Now you train an algorithm on your prepared data. The model learns patterns from training data and tries to generalize to unseen test data. Always split your data before training!

from sklearn.model_selection import train_test_split
from sklearn.ensemble import RandomForestClassifier

# Split: 80% train, 20% test
X = df.drop('target', axis=1)
y = df['target']
X_train, X_test, y_train, y_test = train_test_split(
    X, y, test_size=0.2, random_state=42
)

# Train
model = RandomForestClassifier(n_estimators=100, random_state=42)
model.fit(X_train, y_train)

# Predict
y_pred = model.predict(X_test)
Warning: Never evaluate your model on the same data you trained it on. This gives a falsely optimistic score — the model is just memorizing, not learning.

6. Evaluation

How do you know if your model is actually good? Use the right metric for your problem type and validate with cross-validation to ensure your results are stable.

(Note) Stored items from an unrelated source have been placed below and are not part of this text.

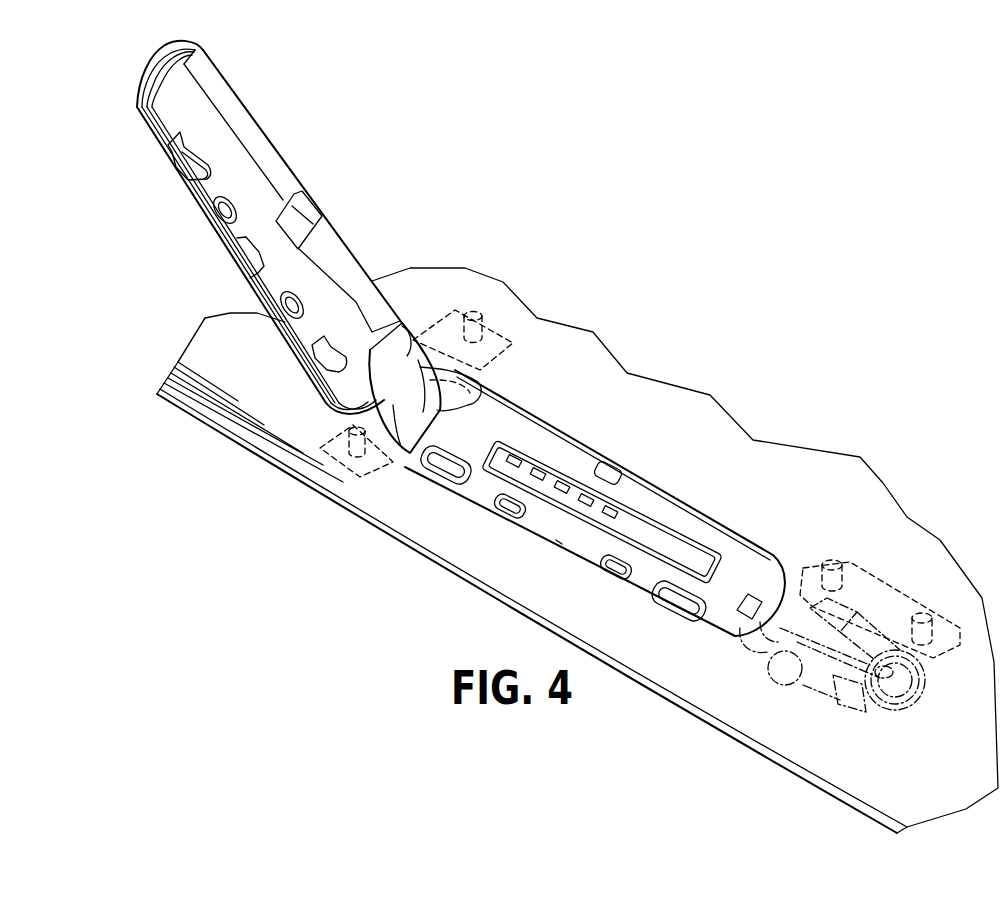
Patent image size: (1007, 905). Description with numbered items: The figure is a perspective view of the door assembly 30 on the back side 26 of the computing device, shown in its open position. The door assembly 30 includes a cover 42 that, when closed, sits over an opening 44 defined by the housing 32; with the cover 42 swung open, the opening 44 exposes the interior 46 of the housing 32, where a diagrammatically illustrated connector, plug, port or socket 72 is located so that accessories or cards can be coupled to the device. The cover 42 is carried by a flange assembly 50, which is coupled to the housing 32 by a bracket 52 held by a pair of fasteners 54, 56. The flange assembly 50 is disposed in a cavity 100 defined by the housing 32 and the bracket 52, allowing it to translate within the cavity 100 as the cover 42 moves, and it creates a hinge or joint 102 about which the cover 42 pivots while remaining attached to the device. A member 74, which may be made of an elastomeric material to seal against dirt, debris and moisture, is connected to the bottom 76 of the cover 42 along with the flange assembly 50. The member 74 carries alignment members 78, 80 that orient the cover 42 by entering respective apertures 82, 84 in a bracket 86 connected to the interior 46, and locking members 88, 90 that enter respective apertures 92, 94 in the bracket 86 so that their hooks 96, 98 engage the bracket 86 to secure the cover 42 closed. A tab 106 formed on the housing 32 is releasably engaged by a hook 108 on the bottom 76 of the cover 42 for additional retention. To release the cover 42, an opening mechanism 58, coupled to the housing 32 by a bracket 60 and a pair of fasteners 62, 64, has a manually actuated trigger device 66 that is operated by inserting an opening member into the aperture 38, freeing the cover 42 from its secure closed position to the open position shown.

The back side 26 is at (207, 354).
The door assembly 30 is at (677, 362).
The housing 32 is at (452, 574).
The aperture 38 is at (893, 678).
The cover 42 is at (253, 113).
The opening 44 is at (749, 545).
The interior 46 is at (553, 443).
The flange assembly 50 is at (415, 358).
The bracket 52 is at (513, 355).
The fastener 54 is at (480, 307).
The fastener 56 is at (377, 483).
The opening mechanism 58 is at (880, 710).
The bracket 60 is at (900, 588).
The fastener 62 is at (832, 556).
The fastener 64 is at (934, 614).
The trigger device 66 is at (850, 683).
The connector, plug, port or socket 72 is at (647, 512).
The member 74 is at (162, 93).
The bottom 76 is at (355, 407).
The alignment member 78 is at (213, 228).
The alignment member 80 is at (277, 330).
The aperture 82 is at (502, 518).
The aperture 84 is at (609, 576).
The bracket 86 is at (559, 541).
The locking member 88 is at (171, 137).
The locking member 90 is at (297, 357).
The aperture 92 is at (443, 487).
The aperture 94 is at (677, 610).
The hook 96 is at (195, 168).
The hook 98 is at (340, 372).
The cavity 100 is at (436, 442).
The hinge or joint 102 is at (484, 390).
The tab 106 is at (607, 470).
The hook 108 is at (313, 210).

from sklearn.metrics import (accuracy_score, precision_score,
                               recall_score, f1_score,
                               confusion_matrix, classification_report)
from sklearn.model_selection import cross_val_score

# Basic metrics
print(f"Accuracy:  {accuracy_score(y_test, y_pred):.3f}")
print(f"Precision: {precision_score(y_test, y_pred):.3f}")
print(f"Recall:    {recall_score(y_test, y_pred):.3f}")
print(f"F1 Score:  {f1_score(y_test, y_pred):.3f}")

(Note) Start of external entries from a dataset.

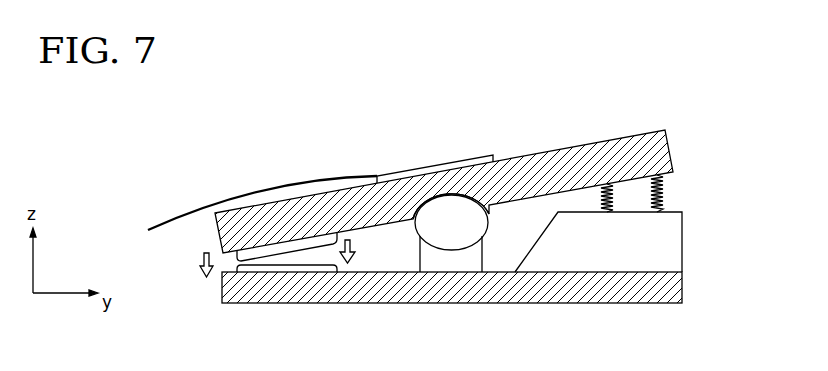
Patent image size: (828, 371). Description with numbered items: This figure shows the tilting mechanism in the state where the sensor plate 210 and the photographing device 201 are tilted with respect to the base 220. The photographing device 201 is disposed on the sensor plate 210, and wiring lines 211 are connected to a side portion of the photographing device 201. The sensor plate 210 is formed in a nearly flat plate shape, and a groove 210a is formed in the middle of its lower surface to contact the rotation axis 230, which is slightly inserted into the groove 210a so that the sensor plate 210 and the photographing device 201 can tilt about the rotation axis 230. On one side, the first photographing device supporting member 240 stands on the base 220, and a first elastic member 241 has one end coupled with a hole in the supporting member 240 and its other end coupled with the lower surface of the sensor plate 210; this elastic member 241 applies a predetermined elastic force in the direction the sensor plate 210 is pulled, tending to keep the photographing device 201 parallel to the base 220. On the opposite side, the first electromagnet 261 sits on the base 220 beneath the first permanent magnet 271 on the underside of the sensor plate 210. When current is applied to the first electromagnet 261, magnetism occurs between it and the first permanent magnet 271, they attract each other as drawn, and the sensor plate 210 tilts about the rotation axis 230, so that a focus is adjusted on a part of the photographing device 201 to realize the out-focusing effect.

The photographing device 201 is at (425, 168).
The sensor plate 210 is at (559, 160).
The groove 210a is at (472, 197).
The wiring lines 211 is at (192, 212).
The base 220 is at (670, 283).
The rotation axis 230 is at (450, 233).
The first photographing device supporting member 240 is at (670, 240).
The first elastic member 241 is at (665, 193).
The first electromagnet 261 is at (300, 266).
The first permanent magnet 271 is at (253, 258).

# Full classification report
print(classification_report(y_test, y_pred))

# Cross-validation (more reliable)
cv_scores = cross_val_score(model, X, y, cv=5, scoring='f1')
print(f"CV F1: {cv_scores.mean():.3f} +/- {cv_scores.std():.3f}")
Problem TypeKey MetricsWhen to Use
ClassificationAccuracy, Precision, Recall, F1, AUC-ROCPredicting categories (spam/not spam)
RegressionMAE, MSE, RMSE, R²Predicting numbers (house price)
ClusteringSilhouette score, InertiaGrouping similar items
Info: Accuracy is misleading with imbalanced data. If 95% of emails are not spam, a model that always says "not spam" gets 95% accuracy but catches zero spam. Use precision, recall, and F1 instead.

Test Yourself

You have a dataset with 20% missing values in the "income" column. What are two strategies to handle this?

1. Imputation: Fill missing values with the median (robust to outliers) or mean. 2. Drop rows: If only a few rows are affected, remove them. 3. Model-based: Use algorithms that handle missing values natively (like XGBoost) or predict missing values from other columns. Choose based on how much data you can afford to lose and whether the missingness is random.

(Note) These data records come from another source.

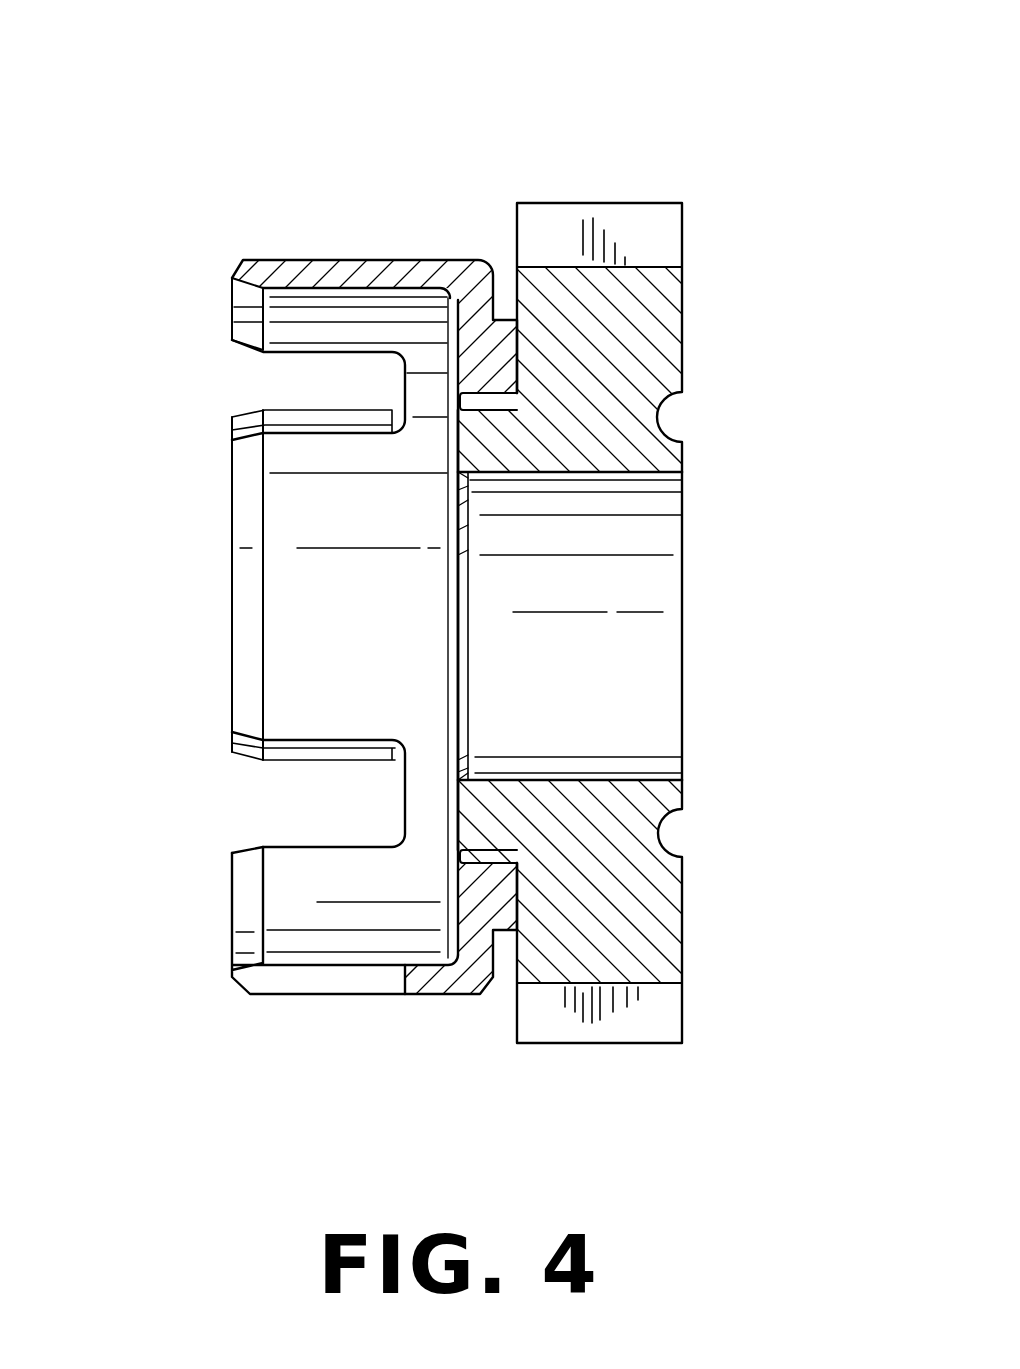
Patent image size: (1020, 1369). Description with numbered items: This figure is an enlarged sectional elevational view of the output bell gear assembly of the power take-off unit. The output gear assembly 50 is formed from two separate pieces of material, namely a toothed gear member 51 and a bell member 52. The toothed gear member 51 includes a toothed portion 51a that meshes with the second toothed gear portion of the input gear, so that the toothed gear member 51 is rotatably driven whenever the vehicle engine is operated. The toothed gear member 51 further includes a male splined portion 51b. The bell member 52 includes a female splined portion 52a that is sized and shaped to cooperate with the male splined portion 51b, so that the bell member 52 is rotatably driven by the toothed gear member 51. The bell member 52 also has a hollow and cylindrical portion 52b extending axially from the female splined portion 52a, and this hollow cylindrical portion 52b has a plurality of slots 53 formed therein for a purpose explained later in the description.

The output gear assembly 50 is at (712, 114).
The toothed gear member 51 is at (727, 310).
The toothed portion 51a is at (578, 235).
The male splined portion 51b is at (482, 404).
The bell member 52 is at (285, 168).
The female splined portion 52a is at (481, 857).
The hollow cylindrical portion 52b is at (374, 264).
The slots 53 is at (302, 408).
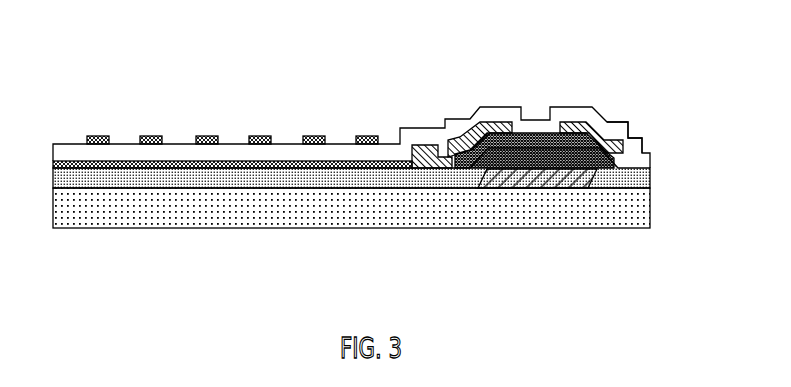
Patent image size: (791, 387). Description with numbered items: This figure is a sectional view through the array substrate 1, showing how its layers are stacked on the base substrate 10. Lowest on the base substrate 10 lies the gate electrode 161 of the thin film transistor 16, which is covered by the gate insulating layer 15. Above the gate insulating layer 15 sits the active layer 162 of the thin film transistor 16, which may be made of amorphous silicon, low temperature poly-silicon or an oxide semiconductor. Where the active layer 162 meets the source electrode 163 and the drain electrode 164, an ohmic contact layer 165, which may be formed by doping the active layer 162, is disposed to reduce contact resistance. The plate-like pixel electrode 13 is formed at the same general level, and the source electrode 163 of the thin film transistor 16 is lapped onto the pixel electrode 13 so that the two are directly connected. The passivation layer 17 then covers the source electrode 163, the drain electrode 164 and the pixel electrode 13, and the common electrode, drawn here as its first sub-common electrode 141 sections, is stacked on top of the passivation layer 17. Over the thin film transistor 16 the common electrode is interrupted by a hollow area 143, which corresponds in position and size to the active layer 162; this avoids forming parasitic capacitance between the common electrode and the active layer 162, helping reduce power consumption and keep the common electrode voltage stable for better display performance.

The array substrate 1 is at (83, 46).
The base substrate 10 is at (113, 200).
The pixel electrode 13 is at (233, 163).
The gate insulating layer 15 is at (173, 180).
The thin film transistor 16 is at (517, 108).
The passivation layer 17 is at (287, 150).
The first sub-common electrode 141 is at (365, 140).
The hollow area 143 is at (632, 112).
The gate electrode 161 is at (555, 183).
The active layer 162 is at (518, 140).
The source electrode 163 is at (428, 165).
The drain electrode 164 is at (591, 109).
The ohmic contact layer 165 is at (465, 145).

Why is cross-validation better than a single train/test split?

A single split might get lucky or unlucky depending on which rows land in test vs train. Cross-validation (e.g., 5-fold) trains and evaluates 5 times, each time using a different fold as the test set. This gives you a mean score and a standard deviation, so you know both how well the model performs and how stable that performance is.

When would you choose Recall over Precision as your primary metric?

Choose Recall when the cost of missing a positive case is high (false negatives are dangerous). Example: cancer detection — you'd rather flag healthy patients for extra tests (false positive) than miss a cancer case (false negative). Choose Precision when false positives are costly — e.g., spam filtering, where marking a real email as spam is worse than letting some spam through.

What is feature engineering and why does it matter?

Feature engineering is creating new input columns from existing data to help the model learn better. For example, extracting "day of week" from a date column, or creating "price per square foot" from price and area. It matters because models can only learn from the features you give them. A well-engineered feature can improve model performance more than switching to a fancier algorithm.

Why should you never evaluate a model on training data?

Training data evaluation measures memorization, not generalization. A complex model can score 100% on training data by memorizing every example, but fail on new data. This is called overfitting. Always evaluate on a held-out test set or use cross-validation to measure how well the model generalizes to unseen data.